Metaphor. I learned about it in middle school englishclass, in our poetry unit. "he's a tiger on the field", said Ms. Athorn. "this is not to be confused with 'he's like a tiger on the field', which is a simile". I thought this was neat and wrote my little class poem, but i didn't think very deeply about the implications of this seemingly simple language tool. The idea of metaphor, after all, was nothing new. I had grown up with it, though I hadn't known its name. Nothing was ever what it appeared to be, especially for imaginative little me. I was famous for "metaphorical outfits", each articel representing something different- a feeling or a season. As you can imagine, these fashion artworks results were garishly clashing and tragically incomprehansible to anyone but myself. But I deeply understood their significance. Every child takes this ability for metaphor for granted. It's only natural that a stick should be a sword, a rocking horse a noble steed. But it is this ridiculous ability that seperates humans from the rest of the animals.

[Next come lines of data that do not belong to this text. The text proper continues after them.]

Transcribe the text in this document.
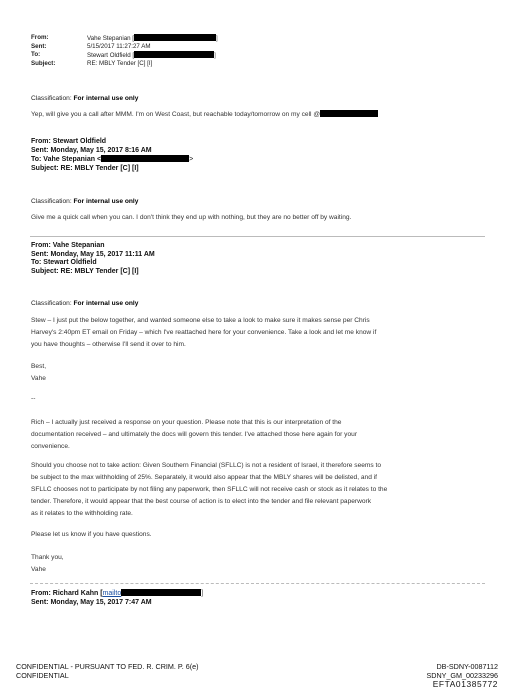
From:	Vahe Stepanian [	]
Sent:	5/15/2017 11:27:27 AM
To:	Stewart Oldfield [	]
Subject:	RE: MBLY Tender [C] [I]
Classification: For internal use only
Yep, will give you a call after MMM. I'm on West Coast, but reachable today/tomorrow on my cell @
From: Stewart Oldfield
Sent: Monday, May 15, 2017 8:16 AM
To: Vahe Stepanian <	>
Subject: RE: MBLY Tender [C] [I]
Classification: For internal use only
Give me a quick call when you can. I don't think they end up with nothing, but they are no better off by waiting.
From: Vahe Stepanian
Sent: Monday, May 15, 2017 11:11 AM
To: Stewart Oldfield
Subject: RE: MBLY Tender [C] [I]
Classification: For internal use only
Stew – I just put the below together, and wanted someone else to take a look to make sure it makes sense per Chris
Harvey's 2:40pm ET email on Friday – which I've reattached here for your convenience. Take a look and let me know if
you have thoughts – otherwise I'll send it over to him.
Best,
Vahe
--
Rich – I actually just received a response on your question. Please note that this is our interpretation of the
documentation received – and ultimately the docs will govern this tender. I've attached those here again for your
convenience.
Should you choose not to take action: Given Southern Financial (SFLLC) is not a resident of Israel, it therefore seems to
be subject to the max withholding of 25%. Separately, it would also appear that the MBLY shares will be delisted, and if
SFLLC chooses not to participate by not filing any paperwork, then SFLLC will not receive cash or stock as it relates to the
tender. Therefore, it would appear that the best course of action is to elect into the tender and file relevant paperwork
as it relates to the withholding rate.
Please let us know if you have questions.
Thank you,
Vahe
From: Richard Kahn [mailto	]
Sent: Monday, May 15, 2017 7:47 AM
CONFIDENTIAL - PURSUANT TO FED. R. CRIM. P. 6(e)
CONFIDENTIAL
DB-SDNY-0087112
SDNY_GM_00233296
EFTA01385772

When an animals looks at the world, it sees necessities: food, shelter, mate, predator. It sees things for their immediate significance and reacts accordingly: eat, strut or run. Beyond that, they dont try to explain or compare the world around them. Humans see the world as more than what it is. We draw connections between what they experience, connections which are not at first obvious. This ability helped us to hunt more creatively, with weapons that might not even look like weapons to an animal. it requires metaphorical thinking to see a string on a stick as a weapon, but the bow and arrow provides more forward thrust than any arm could, and allows it from a safe distance. It also gives us art and religion and religion and myth. These are the keystones of our being, so it's hard to imagine any intelligent species, especially one so closely resembling our own, not having the ability to think this way. However, we have to remember that the entire world lives that way- seeing the world for what it is and how it immediately effects them. While we percieve our way of life to be better, we are only capable of judging from our own standard, in which the presense of religion, excess and unncessary food, and art, which is fundamentally inpractical, play a central role. Ours is a beautiful and leisurly life compared to the animals, and we enjoy that. But we have to remember that everything else in the world is happy the way they are. So dont pity the Neanderthals, because they're judging by a different standard, and they're doing great.